Dr. Claycamp is an expert in risk management and decision making who recently retired from the Senior Biomedical Research Service (SBRS) at the FDA. He spent nearly twenty years at the FDA working on human health risk analysis related to both human and food animal drugs. Dr. Claycamp joined FDA-wide groups on the 21st Century GMP Initiatives 2002 and shortly after proposed risk ranking and filtering methods for risk-prioritizing GMP surveillance inspections. In 2007, he joined CDER’s Office of Compliance and subsequently served as Director of the Div. of Compliance Risk Management and Surveillance. Dr. Claycamp worked on a portfolio of risk problems, risk management systems, and decision analysis tools for various levels of drug review and post-marketing risk management. He made frequent research and training presentations at industry and scientific conferences and publishes on these topics; reviews for a variety of risk and regulatory science journals; and leads courses in Risk Analysis and Risk-Informed Decision Making. Dr. Claycamp also served on international working groups who developed “quality risk management” as a systems-based approach integrating quality systems and risk management for drug manufacturing. He was the regulatory lead for the final, internationally-harmonized guideline, ICH Q9: Quality Risk Management. During the recent past, Dr. Claycamp participated in the design and delivery of risk management training for the FDA, PDA, and the PIC/S organization.

Dr.
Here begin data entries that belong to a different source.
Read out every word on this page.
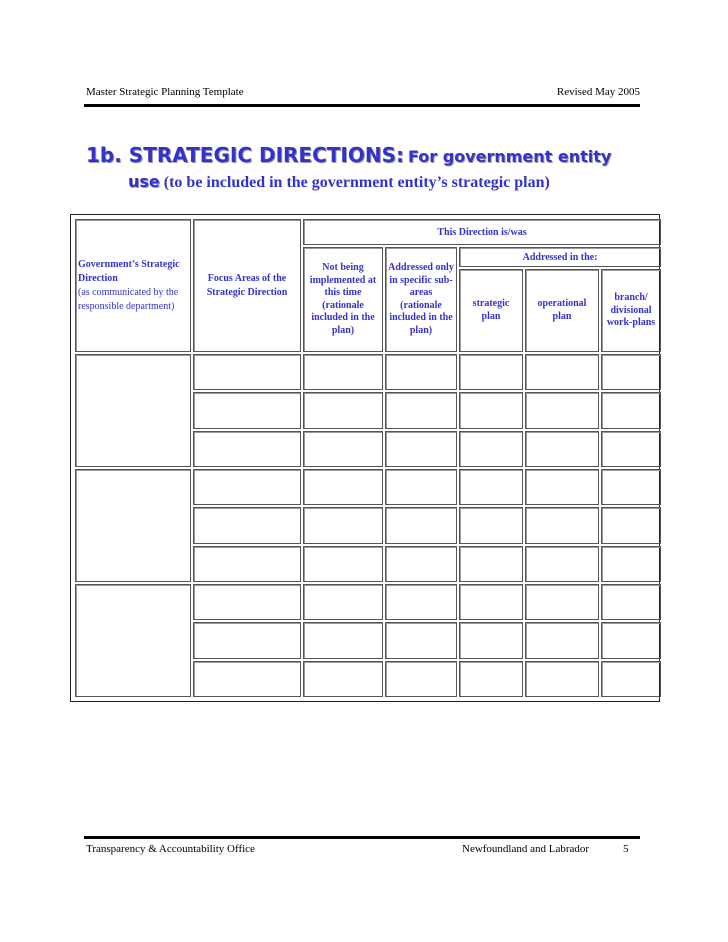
Master Strategic Planning Template	Revised May 2005
1b. STRATEGIC DIRECTIONS: For government entity
use (to be included in the government entity’s strategic plan)
Government’s Strategic Direction
(as communicated by the responsible department)	Focus Areas of the Strategic Direction	This Direction is/was				
		Not being implemented at this time (rationale included in the plan)	Addressed only in specific sub-areas (rationale included in the plan)	Addressed in the:		
				strategic plan	operational plan	branch/ divisional work-plans

Transparency & Accountability Office	Newfoundland and Labrador	5
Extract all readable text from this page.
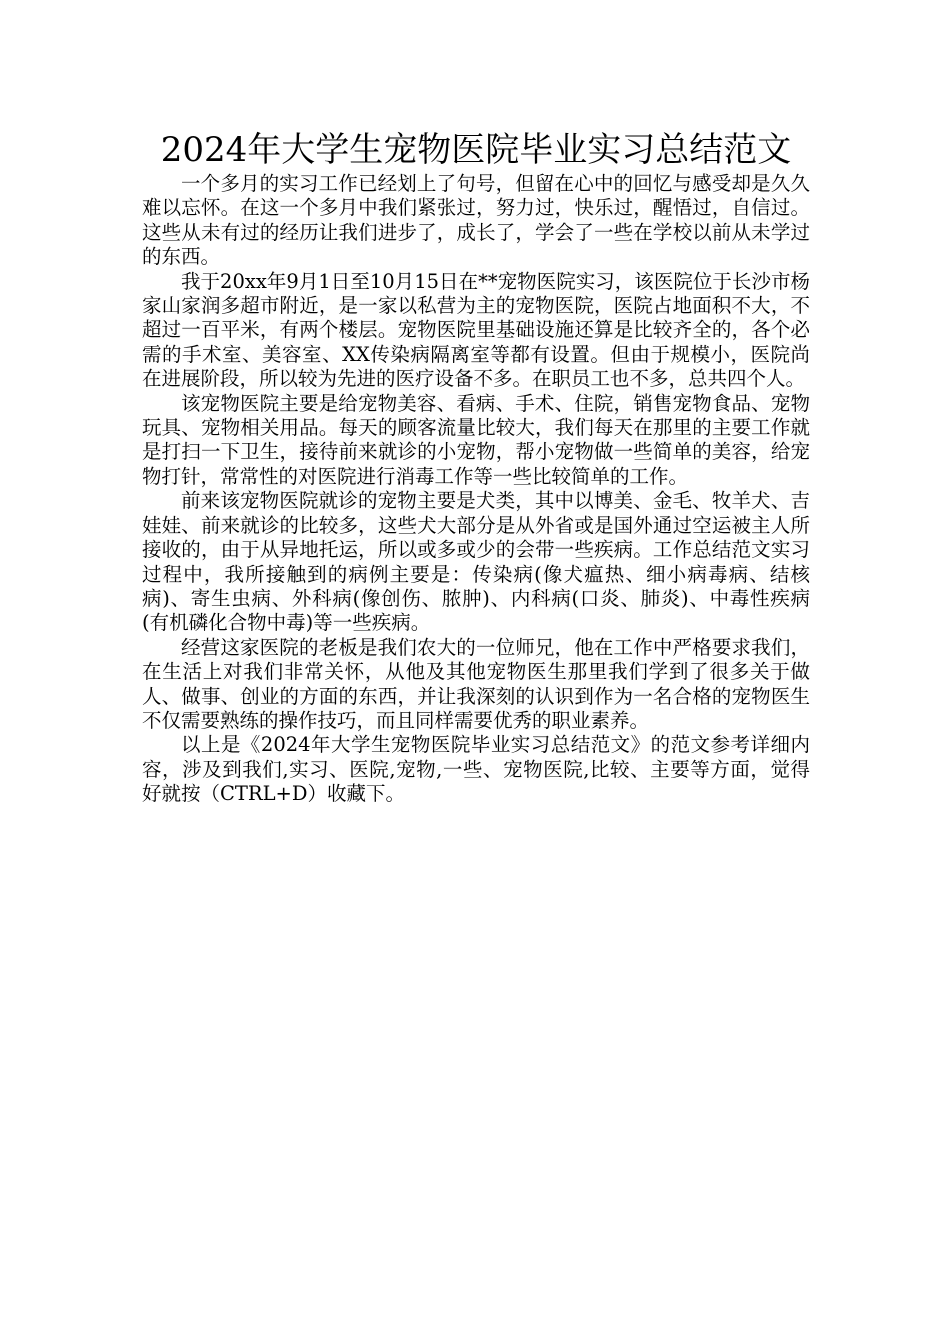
2024年大学生宠物医院毕业实习总结范文

一个多月的实习工作已经划上了句号，但留在心中的回忆与感受却是久久难以忘怀。在这一个多月中我们紧张过，努力过，快乐过，醒悟过，自信过。这些从未有过的经历让我们进步了，成长了，学会了一些在学校以前从未学过的东西。

我于20xx年9月1日至10月15日在**宠物医院实习，该医院位于长沙市杨家山家润多超市附近，是一家以私营为主的宠物医院，医院占地面积不大，不超过一百平米，有两个楼层。宠物医院里基础设施还算是比较齐全的，各个必需的手术室、美容室、XX传染病隔离室等都有设置。但由于规模小，医院尚在进展阶段，所以较为先进的医疗设备不多。在职员工也不多，总共四个人。

该宠物医院主要是给宠物美容、看病、手术、住院，销售宠物食品、宠物玩具、宠物相关用品。每天的顾客流量比较大，我们每天在那里的主要工作就是打扫一下卫生，接待前来就诊的小宠物，帮小宠物做一些简单的美容，给宠物打针，常常性的对医院进行消毒工作等一些比较简单的工作。

前来该宠物医院就诊的宠物主要是犬类，其中以博美、金毛、牧羊犬、吉娃娃、前来就诊的比较多，这些犬大部分是从外省或是国外通过空运被主人所接收的，由于从异地托运，所以或多或少的会带一些疾病。工作总结范文实习过程中，我所接触到的病例主要是：传染病(像犬瘟热、细小病毒病、结核病)、寄生虫病、外科病(像创伤、脓肿)、内科病(口炎、肺炎)、中毒性疾病(有机磷化合物中毒)等一些疾病。

经营这家医院的老板是我们农大的一位师兄，他在工作中严格要求我们，在生活上对我们非常关怀，从他及其他宠物医生那里我们学到了很多关于做人、做事、创业的方面的东西，并让我深刻的认识到作为一名合格的宠物医生不仅需要熟练的操作技巧，而且同样需要优秀的职业素养。

以上是《2024年大学生宠物医院毕业实习总结范文》的范文参考详细内容，涉及到我们,实习、医院,宠物,一些、宠物医院,比较、主要等方面，觉得好就按（CTRL+D）收藏下。
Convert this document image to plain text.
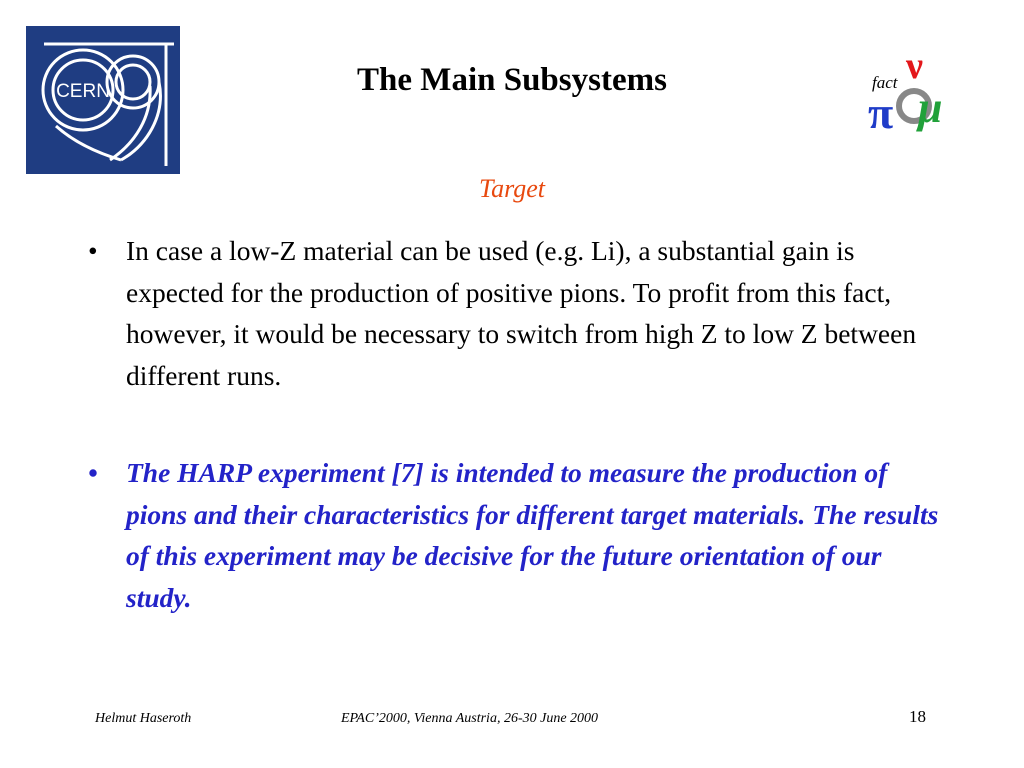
CERN
ν
fact
π μ
The Main Subsystems
Target
• In case a low-Z material can be used (e.g. Li), a substantial gain is expected for the production of positive pions. To profit from this fact, however, it would be necessary to switch from high Z to low Z between different runs.
• The HARP experiment [7] is intended to measure the production of pions and their characteristics for different target materials. The results of this experiment may be decisive for the future orientation of our study.
Helmut Haseroth	EPAC’2000, Vienna Austria, 26-30 June 2000	18
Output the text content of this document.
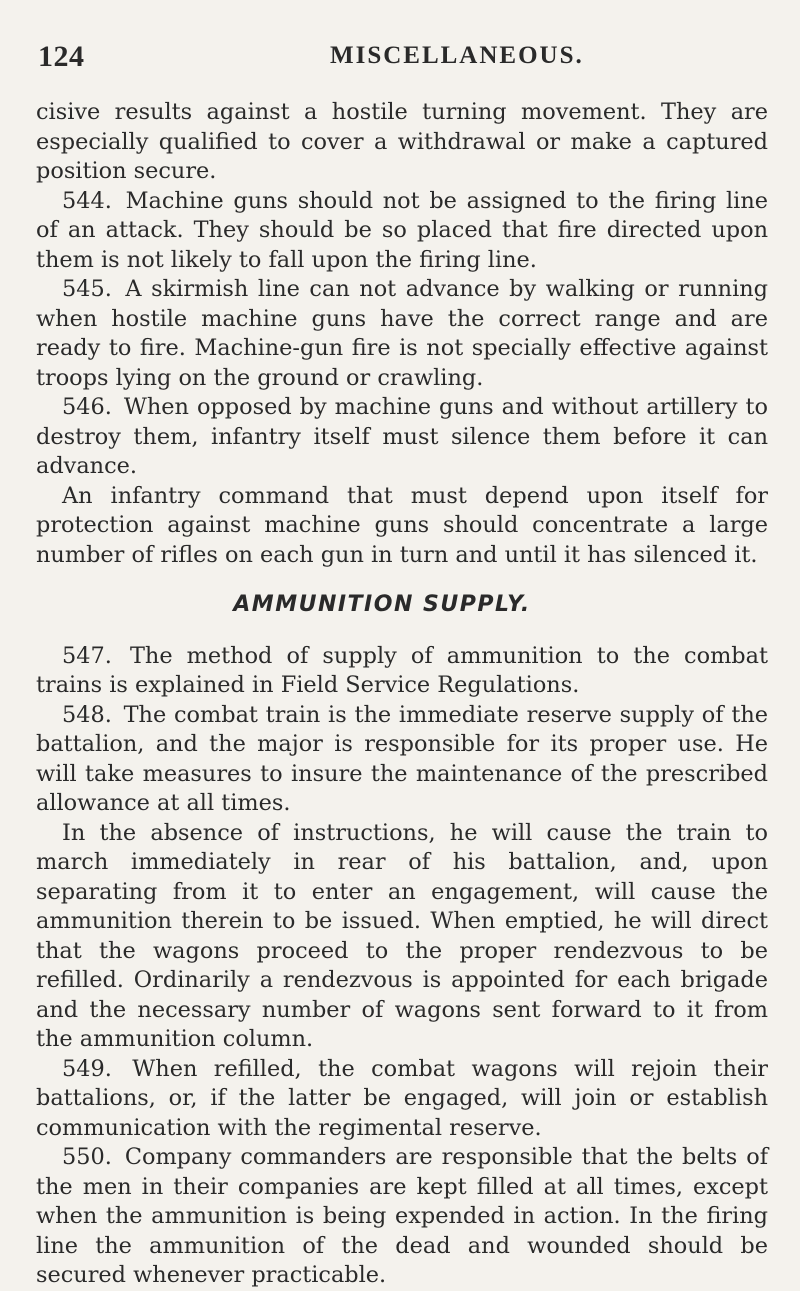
124	MISCELLANEOUS.

cisive results against a hostile turning movement. They are especially qualified to cover a withdrawal or make a captured position secure.

544. Machine guns should not be assigned to the firing line of an attack. They should be so placed that fire directed upon them is not likely to fall upon the firing line.

545. A skirmish line can not advance by walking or running when hostile machine guns have the correct range and are ready to fire. Machine-gun fire is not specially effective against troops lying on the ground or crawling.

546. When opposed by machine guns and without artillery to destroy them, infantry itself must silence them before it can advance.

An infantry command that must depend upon itself for protection against machine guns should concentrate a large number of rifles on each gun in turn and until it has silenced it.

AMMUNITION SUPPLY.

547. The method of supply of ammunition to the combat trains is explained in Field Service Regulations.

548. The combat train is the immediate reserve supply of the battalion, and the major is responsible for its proper use. He will take measures to insure the maintenance of the prescribed allowance at all times.

In the absence of instructions, he will cause the train to march immediately in rear of his battalion, and, upon separating from it to enter an engagement, will cause the ammunition therein to be issued. When emptied, he will direct that the wagons proceed to the proper rendezvous to be refilled. Ordinarily a rendezvous is appointed for each brigade and the necessary number of wagons sent forward to it from the ammunition column.

549. When refilled, the combat wagons will rejoin their battalions, or, if the latter be engaged, will join or establish communication with the regimental reserve.

550. Company commanders are responsible that the belts of the men in their companies are kept filled at all times, except when the ammunition is being expended in action. In the firing line the ammunition of the dead and wounded should be secured whenever practicable.
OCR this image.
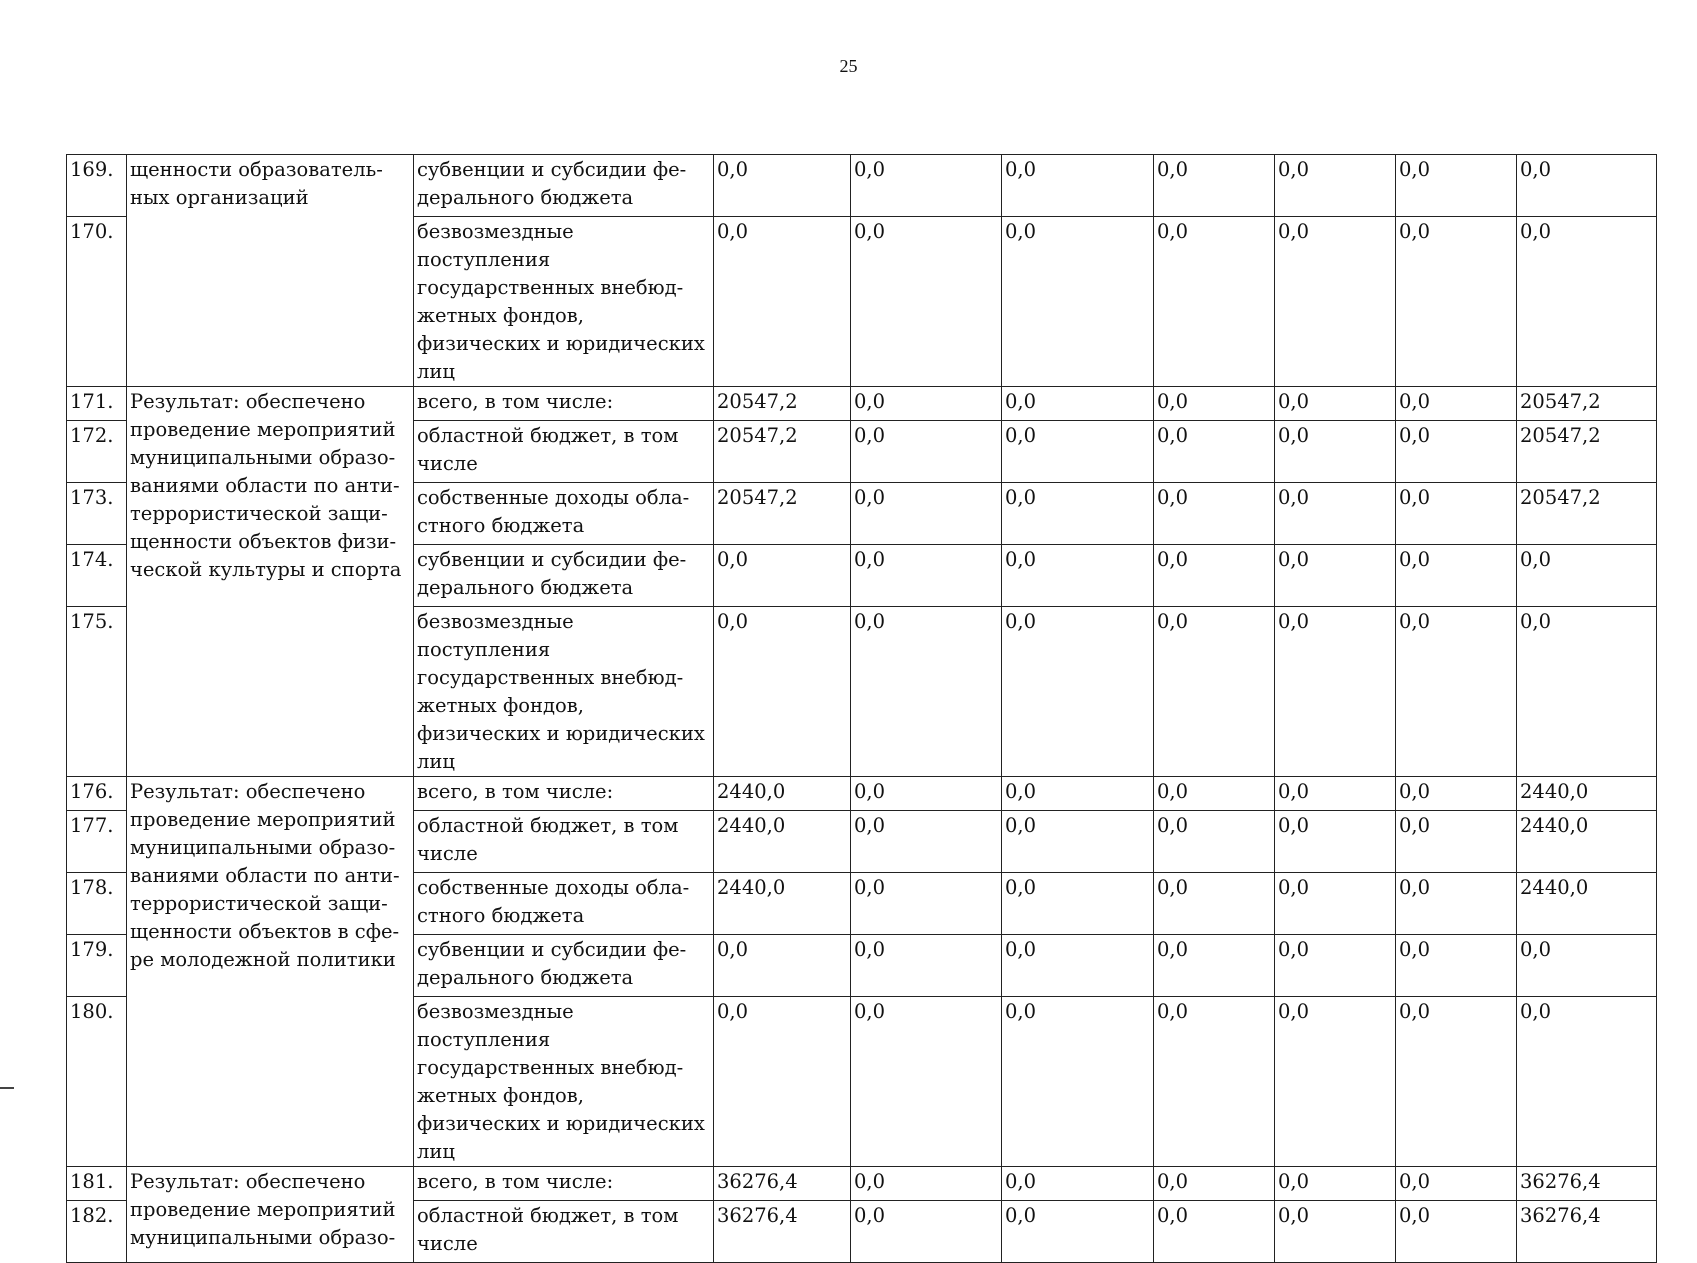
25
169.	щенности образователь- ных организаций	субвенции и субсидии фе- дерального бюджета	0,0	0,0	0,0	0,0	0,0	0,0	0,0
170.		безвозмездные поступления государственных внебюд- жетных фондов, физических и юридических лиц	0,0	0,0	0,0	0,0	0,0	0,0	0,0
171.	Результат: обеспечено проведение мероприятий муниципальными образо- ваниями области по анти- террористической защи- щенности объектов физи- ческой культуры и спорта	всего, в том числе:	20547,2	0,0	0,0	0,0	0,0	0,0	20547,2
172.		областной бюджет, в том числе	20547,2	0,0	0,0	0,0	0,0	0,0	20547,2
173.		собственные доходы обла- стного бюджета	20547,2	0,0	0,0	0,0	0,0	0,0	20547,2
174.		субвенции и субсидии фе- дерального бюджета	0,0	0,0	0,0	0,0	0,0	0,0	0,0
175.		безвозмездные поступления государственных внебюд- жетных фондов, физических и юридических лиц	0,0	0,0	0,0	0,0	0,0	0,0	0,0
176.	Результат: обеспечено проведение мероприятий муниципальными образо- ваниями области по анти- террористической защи- щенности объектов в сфе- ре молодежной политики	всего, в том числе:	2440,0	0,0	0,0	0,0	0,0	0,0	2440,0
177.		областной бюджет, в том числе	2440,0	0,0	0,0	0,0	0,0	0,0	2440,0
178.		собственные доходы обла- стного бюджета	2440,0	0,0	0,0	0,0	0,0	0,0	2440,0
179.		субвенции и субсидии фе- дерального бюджета	0,0	0,0	0,0	0,0	0,0	0,0	0,0
180.		безвозмездные поступления государственных внебюд- жетных фондов, физических и юридических лиц	0,0	0,0	0,0	0,0	0,0	0,0	0,0
181.	Результат: обеспечено проведение мероприятий муниципальными образо-	всего, в том числе:	36276,4	0,0	0,0	0,0	0,0	0,0	36276,4
182.		областной бюджет, в том числе	36276,4	0,0	0,0	0,0	0,0	0,0	36276,4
Claycamp’s AB is in Human Biology from Stanford University; MS and PhD degrees are in Radiological Health Engineering from Northwestern University. Prior to joining the FDA, Dr. Claycamp was a Professor at the University of Pittsburgh where he directed graduate training programs in Risk Assessment and Radiation Health while maintaining an active research career including ~80 publications. He previously served on faculties of Radiation Biophysics at the Univ. of Kansas and the Dept. of Radiology at the Univ. of Iowa.